PT Classroom - Review of the Outcomes of Surgical Intervention vs. Conservative Intervention in the Treatment of Anterior Knee Pain (AKA: Patellofemoral Pain) ׀ by Krista Formanek, DPT


Krista Formanek, DPT, received her doctor of physical therapy degree from the University of Wisconsin - LaCrosse. Her special area of interests include orthopedics and sports medicine. She is trained in video gait analysis and is also a personal trainer/group fitness instructor. In her free time she enjoys running, biking, Pilates and yoga.

 Review of the Outcomes of Surgical Intervention vs. Conservative Intervention in the Treatment of Anterior Knee Pain


In the articles reviewed regarding conservative versus surgical management of patellofemoral pain, all of the articles suggested conservative management should be the first attempt. This statement is based on the fact that the cause of patellofemoral pain syndrome is uncertain and can be caused by an array of possible dusfunctions. Calpur et al (2002) reported that surgical intervention should be performed as the last option after conservative management has failed. Physical therapists can treat conservatively until improvements are no longer apparent, then referral for diagnostic imaging may be necessary to identify another possible cause. Physical therapy may not be able to correct anatomical misalignments; therefore, patients with these types of dysfunctions would be candidates for surgical interventions. According to Bruce and Stevens (2004), patient’s reported full satisfaction with the rotational osteotomies of the femur and tibia, however, the outcome measures used in this study were not valid, reliable or functionally related. Based on the poor research design of the two surgical articles, the benefits of surgical outcomes remain questionable.

Patellofemoral pain would be best treated with conservative interventions. A treatment program including both open kinetic chain (OKC) and closed kinetic chain (CKC) exercises focusing on hip flexion strength has shown to decrease pain (Tyler et al, 2006). The study also noted that improvements in flexibility of iliotibial band (ITB) and iliopsoas muscles contributed to decreased patellofemoral pain. However, it remains to be determined whether a treatment protocol that exclusively focuses on hip flexion strengthening and ITB and iliopsoas stretching would prove more effective in the treatment of patellofemoral pain than the comprehensive protocol used in this study. Witvrouw et al (2000) reported no significant differences in improvements between OKC compared to CKC exercises with both types of exercise improving pain, function, strength and muscle length.
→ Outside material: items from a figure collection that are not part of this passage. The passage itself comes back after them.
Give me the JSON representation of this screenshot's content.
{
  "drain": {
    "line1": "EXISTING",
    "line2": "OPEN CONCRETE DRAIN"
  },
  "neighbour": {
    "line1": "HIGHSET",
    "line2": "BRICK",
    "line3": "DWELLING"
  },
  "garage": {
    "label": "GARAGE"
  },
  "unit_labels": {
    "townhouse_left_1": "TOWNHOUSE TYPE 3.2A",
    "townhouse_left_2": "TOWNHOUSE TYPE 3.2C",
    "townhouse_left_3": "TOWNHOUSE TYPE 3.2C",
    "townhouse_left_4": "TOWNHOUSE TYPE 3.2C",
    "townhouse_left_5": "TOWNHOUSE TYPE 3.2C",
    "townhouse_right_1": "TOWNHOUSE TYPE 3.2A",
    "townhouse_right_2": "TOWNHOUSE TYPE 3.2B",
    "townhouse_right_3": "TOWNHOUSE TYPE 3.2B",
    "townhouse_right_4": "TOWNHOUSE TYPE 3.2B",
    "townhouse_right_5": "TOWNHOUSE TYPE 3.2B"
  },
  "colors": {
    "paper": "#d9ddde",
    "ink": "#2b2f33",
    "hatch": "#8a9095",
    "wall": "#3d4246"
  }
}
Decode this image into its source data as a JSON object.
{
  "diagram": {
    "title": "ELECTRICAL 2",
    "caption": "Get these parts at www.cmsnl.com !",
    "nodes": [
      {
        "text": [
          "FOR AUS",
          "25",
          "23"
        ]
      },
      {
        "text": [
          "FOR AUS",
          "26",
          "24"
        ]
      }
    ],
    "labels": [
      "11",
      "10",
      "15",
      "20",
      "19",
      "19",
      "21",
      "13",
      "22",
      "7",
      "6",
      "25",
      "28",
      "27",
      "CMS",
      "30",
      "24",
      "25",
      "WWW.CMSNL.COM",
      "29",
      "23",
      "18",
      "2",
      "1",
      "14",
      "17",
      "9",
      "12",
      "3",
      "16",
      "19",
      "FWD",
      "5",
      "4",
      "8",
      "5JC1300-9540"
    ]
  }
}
If patients are willing to participate in an exercise program, patellar taping as performed in the study by Whittingham (2004), would be an effective adjunctive therapy to aid in improving acute patellofemoral pain. If tape is applied correctly, patellar taping is a safe addition to an exercise program consisting of strengthening and stretching and can be beneficial for physical therapists to try with their patients. However, physical therapists need to reinforce to their patients that taping is not a cure and adherence to their home exercise program is essential. Another possible adjunct to the exercise program is foot orthoses. Physical therapists may be able to use the following three predictions in their decision to recommend an off-the-shelf foot orthotic: forefoot valgus alignment of greater than equal to 2
, passive great toe extension of less than or equal to 78, and navicular drop of less than or equal to 3 mm (Sutlive et al, 2004). Seventy-two percent of the 45 subjects reported at least a 50% decrease in pain with orthotic use and activity modification. However, the navicular drop and forefoot to rearfoot alignment measurements have low interrater reliability, in addition to the lack of a control group in the study. Therefore, activity modification may have given a false sense of improvement when using the orthotic. With this in mind, an educational approach similar to that of patellar taping is needed. Orthotics should not cause any serious negative effects in patients and for that reason can be used as an adjunct to physical therapy. Again, patients need to understand that orthotic or tape use alone will not decrease their pain or dysfunction completely.

Last revised: June 1, 2009
by Krista Formanek, DPT

1. Calpur O, Tan L, et al. Arthroscopic mediopatellar plicaectomy and lateral retinacular release in mechanical patellofemoral disorders. Knee Surg Sports Traumatol Arthrosc. 2002; 10:177-183.
2. Bruce WD, Stevens PM. Surgical Correction of Miserable Malalignment Syndrome. J Pediatr Orthop. 2004; 24(4):392-396.
3. Tyler TF, Nicholas SJ, et al. The Role of Hip Muscle Function in the treatment of patellofemoral pain syndrome. Am J Sports Med. 2006; 34:630-636.
4. Sutlive TG, Mitchell SD, et al. Identification of individuals with patellofemoral pain whose symptoms improved after a combined program of foot orthosis use and modified activity: A preliminary investigation. Phys Ther. 2004; 84: 49-61.
5. Witvrouw E, Lysens, et al. Open versus closed kinetic chain exercises for patellofemoral pain. Am J Sports Med. 2000; 28(5):687-694.
6. Whittingham M, Palmer S, et al. Effects of aping on pain and function in patellofemoral pain syndrome: A randomized controlled trial. J Orthop Sports Phys Ther. 2004; 34:504-510.